The Saga Pattern Explained

Intermediate 10 min read

What you'll learn

✓Why distributed transactions are hard
✓How sagas replace 2PC in microservices
✓Choreography vs orchestration
✓How to design compensating actions

Prerequisites

•Basic microservices knowledge

The moment your business logic crosses two services, the comfortable world of database transactions disappears. The saga pattern is the most widely used answer to the question of how to keep multi service operations consistent without resorting to distributed locks.

What and why

A saga is a sequence of local transactions, each in a different service, where every step has a defined compensating action that undoes its effect. If any step fails, the saga runs the compensations of the previously completed steps in reverse order, leaving the system in a consistent state.

The reason to bother is that two phase commit, the classic distributed transaction protocol, scales badly and couples services tightly. Sagas trade strict atomicity for availability and autonomy, which is the right trade for most business workflows. You give up the illusion that the whole operation is one atomic act and instead model it as a small state machine you can reason about.

Mental model

Think of a saga as a checklist with an eraser. You walk down the list, ticking off boxes one at a time. If something goes wrong halfway, you walk back up the list, erasing what you ticked. The catch is that erasing is not the same as never having ticked. A charge has already been made, an email has already been sent. Compensation means doing the visible inverse, not pretending the step never happened.

That distinction (semantic rollback rather than true rollback) is what makes saga design interesting. You are not undoing time; you are designing forward facing actions that bring the world back to a consistent state.

Architecture

There are two common ways to coordinate the steps: choreography, where services react to each other’s events, and orchestration, where a central coordinator drives the flow.

Orchestration:
orchestrator -> order svc   -> ok
            -> payment svc -> ok
            -> shipping svc -> fail
            -> compensate payment, compensate order

Choreography:
order svc -> emits OrderCreated
payment svc -> reacts, emits PaymentCharged
shipping svc -> reacts, emits ShippingFailed
payment svc -> reacts to ShippingFailed, refunds
order svc -> reacts to PaymentRefunded, cancels

Saga orchestration vs choreography

Orchestration centralizes the workflow in one place. The orchestrator is a service (or a workflow engine like Temporal) that calls each step in order, listens for the result, and decides the next move. The flow is easy to read and debug because the entire saga lives in one file.

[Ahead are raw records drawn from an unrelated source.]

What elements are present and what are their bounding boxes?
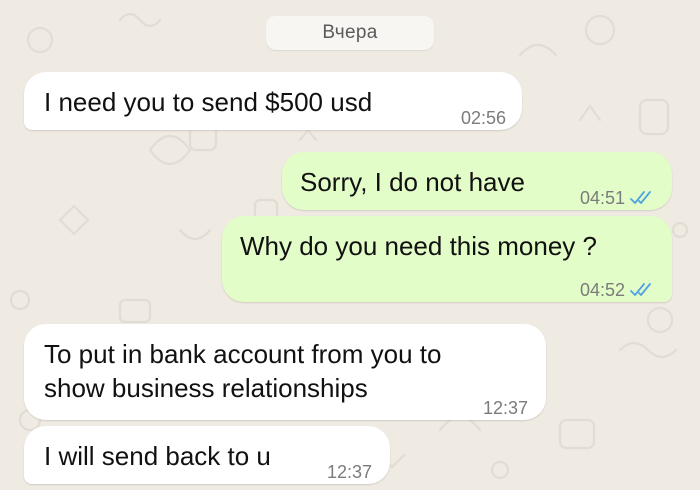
timestamp: 02:56: [460, 108, 506, 128]
message-bubble-outgoing[interactable]: Why do you need this money ? 04:52: [222, 216, 672, 302]
message-text: I need you to send $500 usd: [44, 87, 373, 117]
date-separator: Вчера: [266, 16, 434, 50]
timestamp: 04:51: [579, 188, 625, 208]
message-bubble-incoming[interactable]: To put in bank account from you to show …: [24, 324, 546, 420]
message-text-line: show business relationships: [44, 373, 368, 403]
timestamp: 04:52: [579, 280, 625, 300]
message-time: 04:52: [580, 272, 656, 308]
timestamp: 12:37: [326, 462, 372, 482]
message-text: I will send back to u: [44, 441, 271, 471]
message-time: 04:51: [580, 180, 656, 216]
message-time: 02:56: [461, 100, 506, 136]
message-text: Why do you need this money ?: [240, 231, 597, 261]
message-bubble-outgoing[interactable]: Sorry, I do not have 04:51: [282, 152, 672, 210]
message-text-line: To put in bank account from you to: [44, 339, 442, 369]
message-bubble-incoming[interactable]: I will send back to u 12:37: [24, 426, 390, 484]
message-time: 12:37: [327, 454, 372, 490]
message-time: 12:37: [483, 390, 528, 426]
double-check-read-icon: [630, 191, 651, 204]
timestamp: 12:37: [482, 398, 528, 418]
message-bubble-incoming[interactable]: I need you to send $500 usd 02:56: [24, 72, 522, 130]
double-check-read-icon: [630, 283, 651, 296]
message-text: Sorry, I do not have: [300, 167, 525, 197]
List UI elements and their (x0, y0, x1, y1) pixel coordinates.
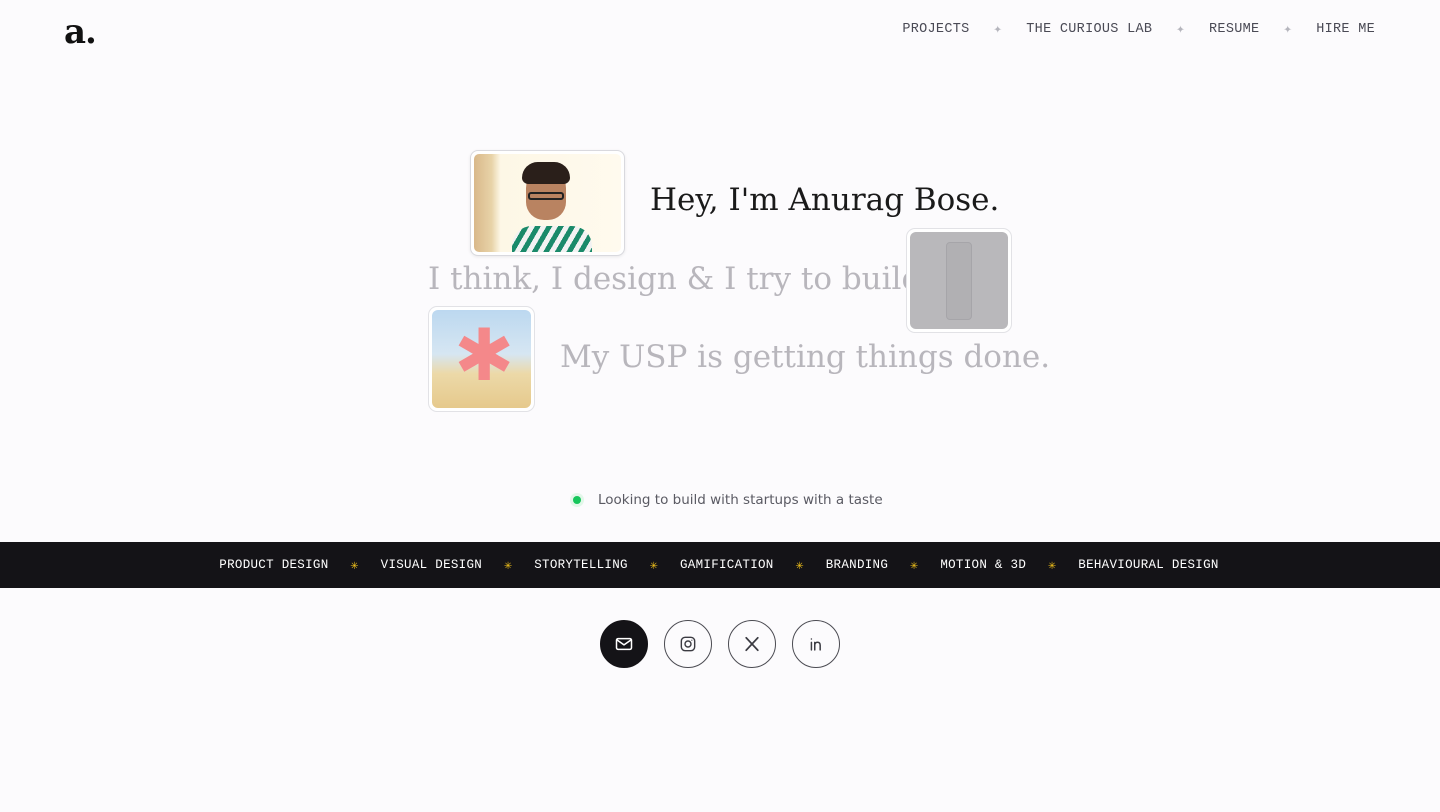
asterisk-icon: ✳ (795, 557, 804, 573)
hero-heading: Hey, I'm Anurag Bose. (650, 182, 1000, 218)
nav-resume[interactable]: RESUME (1209, 22, 1259, 37)
status-text: Looking to build with startups with a ta… (598, 492, 883, 508)
linkedin-button[interactable] (792, 620, 840, 668)
asterisk-icon: ✳ (910, 557, 919, 573)
skill-item: STORYTELLING (534, 558, 628, 572)
asterisk-icon: ✳ (350, 557, 359, 573)
availability-status: Looking to build with startups with a ta… (570, 492, 883, 508)
mail-icon (615, 637, 633, 651)
asterisk-icon: ✳ (1048, 557, 1057, 573)
skills-marquee: PRODUCT DESIGN ✳ VISUAL DESIGN ✳ STORYTE… (0, 542, 1440, 588)
email-button[interactable] (600, 620, 648, 668)
skill-item: GAMIFICATION (679, 558, 774, 572)
profile-photo (470, 150, 625, 256)
skill-item: BEHAVIOURAL DESIGN (1078, 558, 1219, 572)
nav-separator-icon: ✦ (993, 22, 1003, 38)
phone-mockup-thumbnail (906, 228, 1012, 333)
nav-projects[interactable]: PROJECTS (902, 22, 969, 37)
hero-subline-1: I think, I design & I try to build (428, 261, 922, 297)
artwork-thumbnail: ✱ (428, 306, 535, 412)
hero-subline-2: My USP is getting things done. (560, 339, 1051, 375)
asterisk-icon: ✳ (649, 557, 658, 573)
skill-item: BRANDING (825, 558, 889, 572)
nav-separator-icon: ✦ (1283, 22, 1293, 38)
nav-separator-icon: ✦ (1176, 22, 1186, 38)
profile-photo-image (474, 154, 621, 252)
nav-curious-lab[interactable]: THE CURIOUS LAB (1026, 22, 1152, 37)
skill-item: VISUAL DESIGN (380, 558, 483, 572)
status-dot-icon (570, 493, 584, 507)
skill-item: PRODUCT DESIGN (219, 558, 329, 572)
linkedin-icon (810, 638, 821, 651)
social-links (600, 620, 840, 668)
instagram-button[interactable] (664, 620, 712, 668)
asterisk-icon: ✳ (504, 557, 513, 573)
instagram-icon (680, 636, 696, 652)
nav-hire-me[interactable]: HIRE ME (1316, 22, 1375, 37)
skill-item: MOTION & 3D (940, 558, 1027, 572)
x-twitter-button[interactable] (728, 620, 776, 668)
x-icon (745, 636, 759, 652)
site-logo[interactable]: a. (64, 12, 97, 52)
main-nav: PROJECTS ✦ THE CURIOUS LAB ✦ RESUME ✦ HI… (902, 21, 1375, 38)
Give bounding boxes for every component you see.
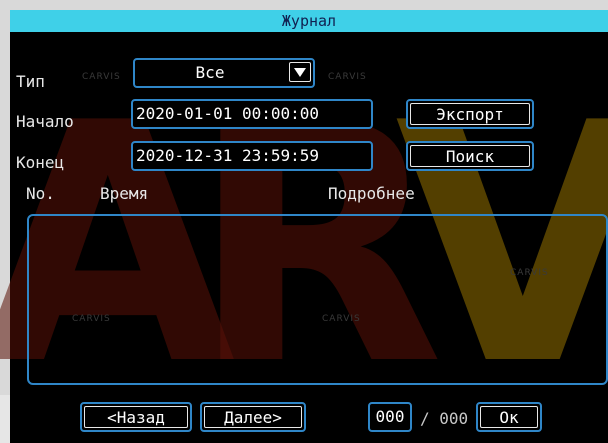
watermark-brand-text: CARVIS <box>328 72 367 82</box>
next-page-button[interactable]: Далее> <box>200 402 306 432</box>
end-label: Конец <box>16 153 65 172</box>
column-header-number: No. <box>26 184 55 203</box>
next-page-label: Далее> <box>204 406 302 428</box>
export-button[interactable]: Экспорт <box>406 99 534 129</box>
log-list[interactable] <box>27 214 608 385</box>
prev-page-button[interactable]: <Назад <box>80 402 192 432</box>
start-datetime-field[interactable]: 2020-01-01 00:00:00 <box>131 99 373 129</box>
column-header-details: Подробнее <box>328 184 415 203</box>
type-label: Тип <box>16 72 45 91</box>
ok-button-label: Ок <box>480 406 538 428</box>
type-selected-value: Все <box>195 63 225 82</box>
current-page-input[interactable]: 000 <box>368 402 412 432</box>
log-window: Журнал A R V CARVIS CARVIS CARVIS CARVIS… <box>0 10 608 443</box>
column-header-time: Время <box>100 184 149 203</box>
ok-button[interactable]: Ок <box>476 402 542 432</box>
start-label: Начало <box>16 112 74 131</box>
watermark-brand-text: CARVIS <box>82 72 121 82</box>
stage: Журнал A R V CARVIS CARVIS CARVIS CARVIS… <box>0 0 608 443</box>
page-separator: / 000 <box>420 409 468 428</box>
title-bar: Журнал <box>10 10 608 32</box>
total-pages: 000 <box>439 409 469 428</box>
type-select[interactable]: Все <box>133 58 315 88</box>
export-button-label: Экспорт <box>410 103 530 125</box>
prev-page-label: <Назад <box>84 406 188 428</box>
end-datetime-field[interactable]: 2020-12-31 23:59:59 <box>131 141 373 171</box>
search-button[interactable]: Поиск <box>406 141 534 171</box>
chevron-down-icon[interactable] <box>289 62 311 82</box>
window-title: Журнал <box>281 12 337 30</box>
page-separator-slash: / <box>420 409 430 428</box>
search-button-label: Поиск <box>410 145 530 167</box>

Choreography distributes the workflow across services connected by events. Each service listens for events it cares about, performs its local transaction, and emits the next event. There is no central coordinator. The flow is decoupled but harder to trace because it is implicit in the event topology.

Trade-offs

Orchestration is easier to understand and to change. New steps go into one place. Failure handling is explicit. The downside is that the orchestrator becomes a critical dependency and can drift into being a god service if you let it.

Choreography is more decoupled and resilient to coordinator outages, but the saga as a whole exists only in the heads of the engineers who designed it. Adding a step means touching every service that needs to react. Debugging a stuck saga often means tracing events across logs.

A second trade-off is around compensation. Some actions are not naturally reversible. You cannot un-send an email, but you can send a correction. You cannot un-charge a card, but you can issue a refund. Design compensations as new business actions, not as rollbacks, and accept that the user may see a brief window of inconsistency.

Practical tips

Make every step idempotent. Network retries are guaranteed and a saga that double charges on a retry is worse than no saga at all. Use a saga id or step id as the idempotency key on every external call.

Start with orchestration unless you have a strong reason to choreograph. The clarity is worth the small coupling cost, especially when the flow is more than three or four steps. Tools like Temporal, Camunda, or AWS Step Functions remove most of the implementation burden.

Log the saga state machine transitions explicitly. A saga that fails halfway through is one of the hardest things to debug if you only have per service logs. A central saga log lets you answer “where did this order get stuck” in seconds.

Wrap-up

The saga pattern replaces distributed transactions with a sequence of local ones plus compensations. The shift from “atomic rollback” to “semantic undo” is the conceptual jump that takes the most getting used to. Once you accept that, sagas become a clean and well supported way to model long running business workflows across services.